Adichie is the author of the critically acclaimed novels Purple Hibiscus and Half a Yellow Sun. Adrian,a pediatrician, is best known for his novel The Children's Hospital. In 2007, Alarcon's book Lost City Radio was selected as a best book of the year by many reviewers. Bezmozgis wrote Natasha and Other Stories, a collection vividly describing the ups and downs of immigrant life. Bynum's debut novel Madeleine is Sleeping was named a 2004 National Book Award Finalist. Ferris is best known for his novel, Then We Came to the End, a 2007 National Book Award Finalist. Foer's bestselling novel Extremely Loud and Incredibly Close received critical acclaim. Meyer's novel American Rust, a third person, stream of consciousness narrative, won several awards and was compared to James Joyce's work. It also made Newsweek's list of the Best of Books Ever. The New York Times selected Morgan's first novel All the Living for its Notable Books list; the title is from Ecclesiastes 9:3. In a rather surprising move, Obrent is on the list, yet her novel The Tiger's Wife will be published next year. However, excerpts have been published in the New Yorker. Chicago born Packer's short story collection, Drinking Coffee Elsewhere, was a PEN/Faulkner Finalist. Critic Ben Marcus calls Karen Russell a "literary mystic"; she is best known for her short stroy collection St. Lucy's Home for Girls Raised by Wolves. Scibona's debut novel The End won several awards, including National Book Award Finalist.
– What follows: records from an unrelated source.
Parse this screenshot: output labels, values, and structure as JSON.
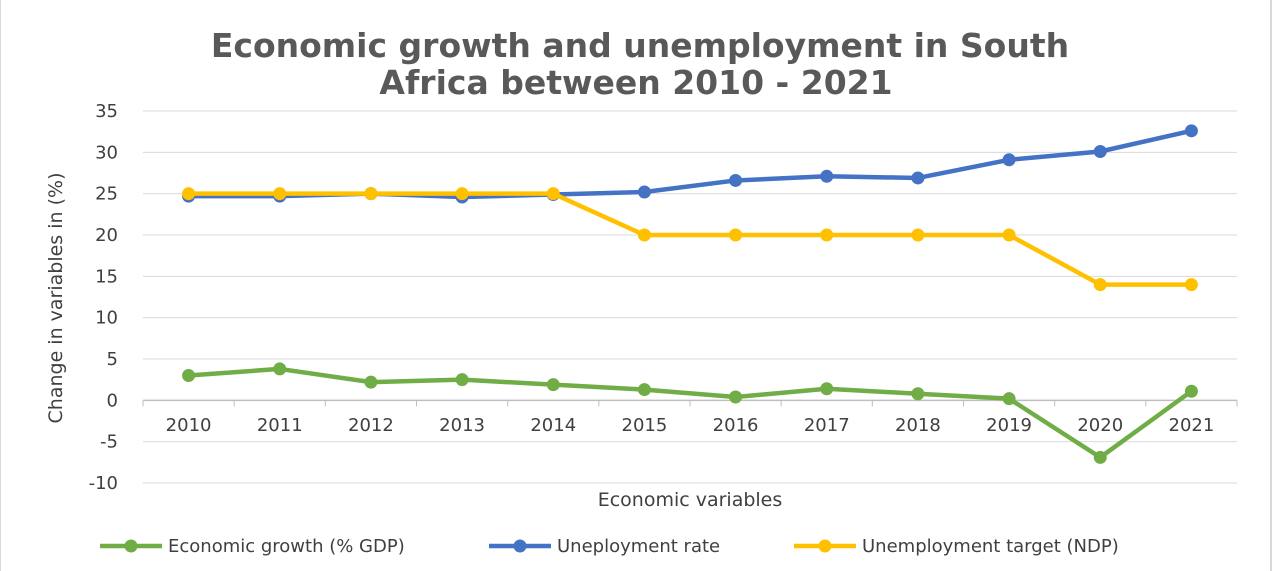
{
  "chart_data": {
    "type": "line",
    "title_line1": "Economic growth and unemployment in South",
    "title_line2": "Africa between 2010 - 2021",
    "xlabel": "Economic variables",
    "ylabel": "Change in variables in (%)",
    "categories": [
      "2010",
      "2011",
      "2012",
      "2013",
      "2014",
      "2015",
      "2016",
      "2017",
      "2018",
      "2019",
      "2020",
      "2021"
    ],
    "ylim": [
      -10,
      35
    ],
    "yticks": [
      -10,
      -5,
      0,
      5,
      10,
      15,
      20,
      25,
      30,
      35
    ],
    "grid": true,
    "legend_position": "bottom",
    "series": [
      {
        "name": "Economic growth (% GDP)",
        "color": "#70ad47",
        "values": [
          3.0,
          3.8,
          2.2,
          2.5,
          1.9,
          1.3,
          0.4,
          1.4,
          0.8,
          0.2,
          -6.9,
          1.1
        ]
      },
      {
        "name": "Uneployment rate",
        "color": "#4472c4",
        "values": [
          24.7,
          24.7,
          25.0,
          24.6,
          24.9,
          25.2,
          26.6,
          27.1,
          26.9,
          29.1,
          30.1,
          32.6
        ]
      },
      {
        "name": "Unemployment target (NDP)",
        "color": "#ffc000",
        "values": [
          25,
          25,
          25,
          25,
          25,
          20,
          20,
          20,
          20,
          20,
          14,
          14
        ]
      }
    ]
  }
}
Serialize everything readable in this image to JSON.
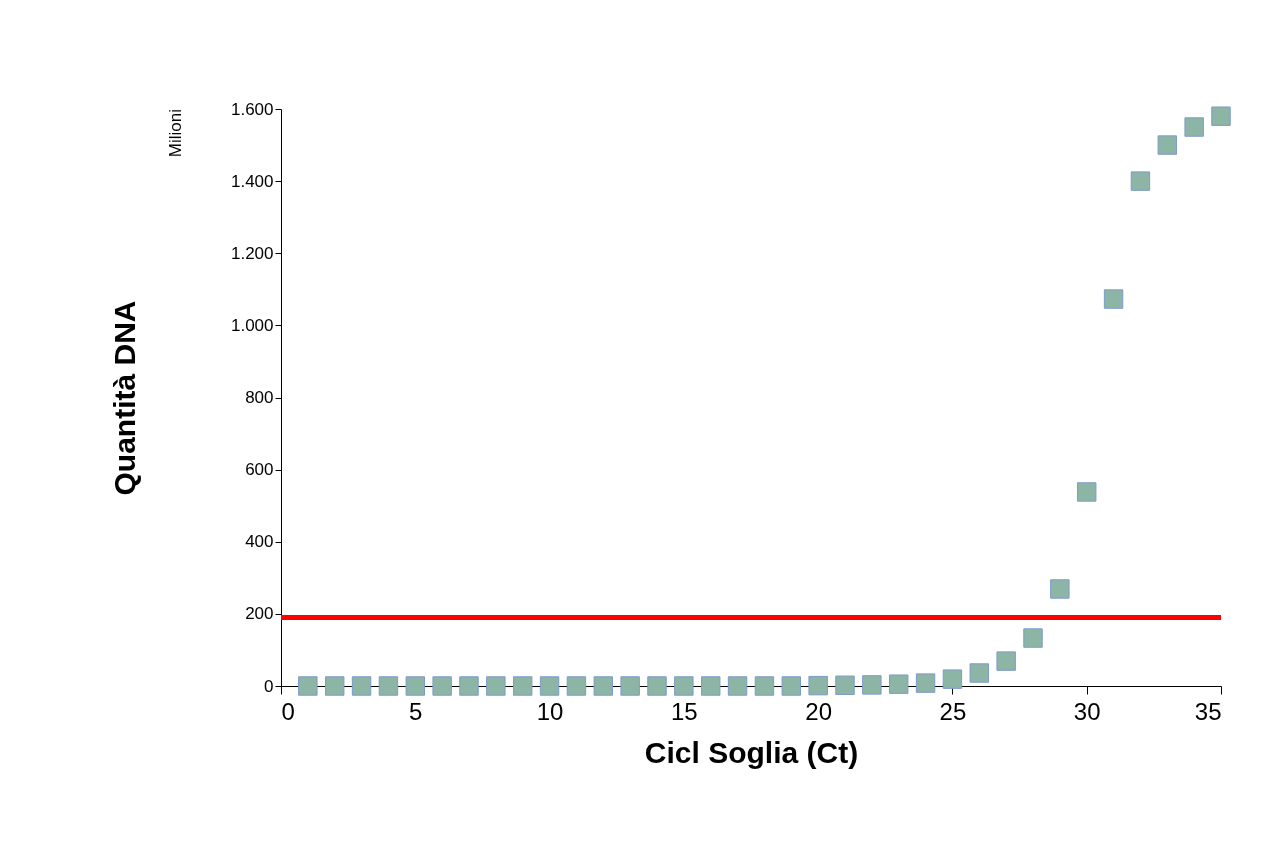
{
  "chart_data": {
    "type": "scatter",
    "xlabel": "Cicl Soglia (Ct)",
    "ylabel": "Quantità DNA",
    "annotations": [
      "Milioni"
    ],
    "x": [
      1,
      2,
      3,
      4,
      5,
      6,
      7,
      8,
      9,
      10,
      11,
      12,
      13,
      14,
      15,
      16,
      17,
      18,
      19,
      20,
      21,
      22,
      23,
      24,
      25,
      26,
      27,
      28,
      29,
      30,
      31,
      32,
      33,
      34,
      35
    ],
    "series": [
      {
        "color": "#8db5a6",
        "values": [
          0,
          0,
          0,
          0,
          0,
          0,
          0,
          0,
          0,
          0,
          0,
          0,
          0,
          0,
          0,
          0,
          0,
          0,
          0,
          1,
          2,
          3,
          5,
          8,
          19,
          36,
          69,
          133,
          269,
          538,
          1073,
          1400,
          1500,
          1550,
          1580
        ]
      }
    ],
    "marker": "square",
    "xlim": [
      0,
      35
    ],
    "xticks": [
      0,
      5,
      10,
      15,
      20,
      25,
      30,
      35
    ],
    "ylim": [
      0,
      1600
    ],
    "yticks": [
      0,
      {
        "value": 200,
        "label": "200"
      },
      {
        "value": 400,
        "label": "400"
      },
      {
        "value": 600,
        "label": "600"
      },
      {
        "value": 800,
        "label": "800"
      },
      {
        "value": 1000,
        "label": "1.000"
      },
      {
        "value": 1200,
        "label": "1.200"
      },
      {
        "value": 1400,
        "label": "1.400"
      },
      {
        "value": 1600,
        "label": "1.600"
      }
    ],
    "ref_lines": [
      {
        "axis": "y",
        "value": 190,
        "color": "#ff0000"
      }
    ],
    "grid": false
  }
}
Shteyngart is known for his vast imagination; his novels The Russian Debutante's Handbook and Absurdistan mix reality and absurdity. Tower's short story collection Everything Ravaged, Everything Burned reflects his belief that a writer "can be believably generous to a character, (a writer) can show somebody fumbling for redemption in a believable way."